What is the relationship between ATP synthase subunit delta and the mitochondrial permeability transition pore?

The relationship between ATP synthase components and the mitochondrial permeability transition pore (mPTP) represents an active area of research with significant implications for cell death mechanisms. Current evidence suggests several important connections:

• Structural hypothesis: A hypothesis has been proposed that the c-ring of ATP synthase might act as a mega-channel in the mPTP . As part of the central stalk connected to the c-ring, the delta subunit may influence this potential channel function.

• Stabilization role: The delta subunit, through its interactions with other ATP synthase components, may contribute to the stability of the complex and prevent ion leakage that could trigger permeability transition .

• Regulatory interface: The inner pore of the c-ring may form a dynamic interaction interface with isoprenoid quinones, which is important for stabilizing the c-ring and preventing ion leakage . The delta subunit's position could influence this interaction.

To investigate this relationship experimentally, researchers should consider:

• Site-specific crosslinking to identify proximity relationships between the delta subunit and potential mPTP components

• Reconstitution experiments with wild-type versus mutant delta subunits to assess effects on permeability transition

• Patch-clamp electrophysiology of mitochondrial membranes to measure ion conductance with modified delta subunits

• Live-cell imaging with indicators of mitochondrial membrane potential in cells with altered delta subunit expression

What are the challenges and opportunities in developing site-specific inhibitors targeting ATP synthase subunit delta?

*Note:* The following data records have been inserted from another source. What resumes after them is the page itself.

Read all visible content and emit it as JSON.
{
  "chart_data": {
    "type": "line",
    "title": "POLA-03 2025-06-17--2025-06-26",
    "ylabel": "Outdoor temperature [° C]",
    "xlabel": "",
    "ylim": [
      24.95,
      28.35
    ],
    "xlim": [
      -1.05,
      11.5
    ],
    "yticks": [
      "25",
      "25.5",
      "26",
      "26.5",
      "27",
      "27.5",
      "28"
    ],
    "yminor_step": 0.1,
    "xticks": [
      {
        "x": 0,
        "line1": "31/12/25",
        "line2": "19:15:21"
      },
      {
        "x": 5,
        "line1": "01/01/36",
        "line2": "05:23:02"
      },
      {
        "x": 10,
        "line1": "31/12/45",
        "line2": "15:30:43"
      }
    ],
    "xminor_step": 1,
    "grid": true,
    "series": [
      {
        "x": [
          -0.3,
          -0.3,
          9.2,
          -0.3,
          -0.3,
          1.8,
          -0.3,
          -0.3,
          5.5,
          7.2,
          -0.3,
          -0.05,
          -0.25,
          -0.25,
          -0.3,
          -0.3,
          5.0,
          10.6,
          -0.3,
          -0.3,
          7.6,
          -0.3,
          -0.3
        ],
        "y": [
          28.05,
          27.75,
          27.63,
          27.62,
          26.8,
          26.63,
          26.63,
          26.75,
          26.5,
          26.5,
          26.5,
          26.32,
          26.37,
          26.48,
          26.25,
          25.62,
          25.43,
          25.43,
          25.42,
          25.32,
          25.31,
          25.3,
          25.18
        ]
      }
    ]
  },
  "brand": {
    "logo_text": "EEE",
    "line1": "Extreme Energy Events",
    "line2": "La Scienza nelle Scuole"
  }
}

Developing site-specific inhibitors targeting the ATP synthase delta subunit presents both significant challenges and unique opportunities:

Challenges:

• Structural conservation: The high conservation of core ATP synthase components across species makes selective targeting difficult, potentially leading to off-target effects.

• Accessibility issues: The delta subunit's position within the complex may present accessibility barriers for inhibitor binding.

• Functional redundancy: Cells may activate compensatory mechanisms to overcome partial inhibition of ATP synthase function.

Opportunities:

• Novel binding sites: High-resolution structural studies have revealed potential binding pockets that could be exploited for inhibitor design .

• Differential expression: The ectopic expression of ATP synthase on cancer cell surfaces provides a potential target for selective inhibition in malignancies .

• Allosteric modulation: Rather than completely inhibiting ATP synthase, targeting the delta subunit might allow fine-tuning of activity, potentially reducing adverse effects.

Research strategies should include:

• Structure-based virtual screening to identify compounds with selective binding to the delta subunit

• Development of cell-penetrating peptides that disrupt specific delta subunit interactions

• Screening approaches that specifically detect modulators of delta subunit function rather than general ATP synthase inhibitors

• Investigation of natural products that may have evolved to target this highly conserved protein

How do different experimental models affect our understanding of ATP synthase subunit delta function?

Research on ATP synthase subunit delta spans various experimental models, each providing unique insights while presenting distinct limitations:

To develop a comprehensive understanding of delta subunit function, researchers should:

• Validate findings across multiple model systems

• Consider the specific requirements of their research question when selecting experimental models

• Acknowledge model-specific limitations when interpreting results

• Combine complementary approaches to overcome individual limitations

This multifaceted approach will provide the most accurate and complete picture of ATP synthase subunit delta's structural features, functional roles, and regulatory mechanisms.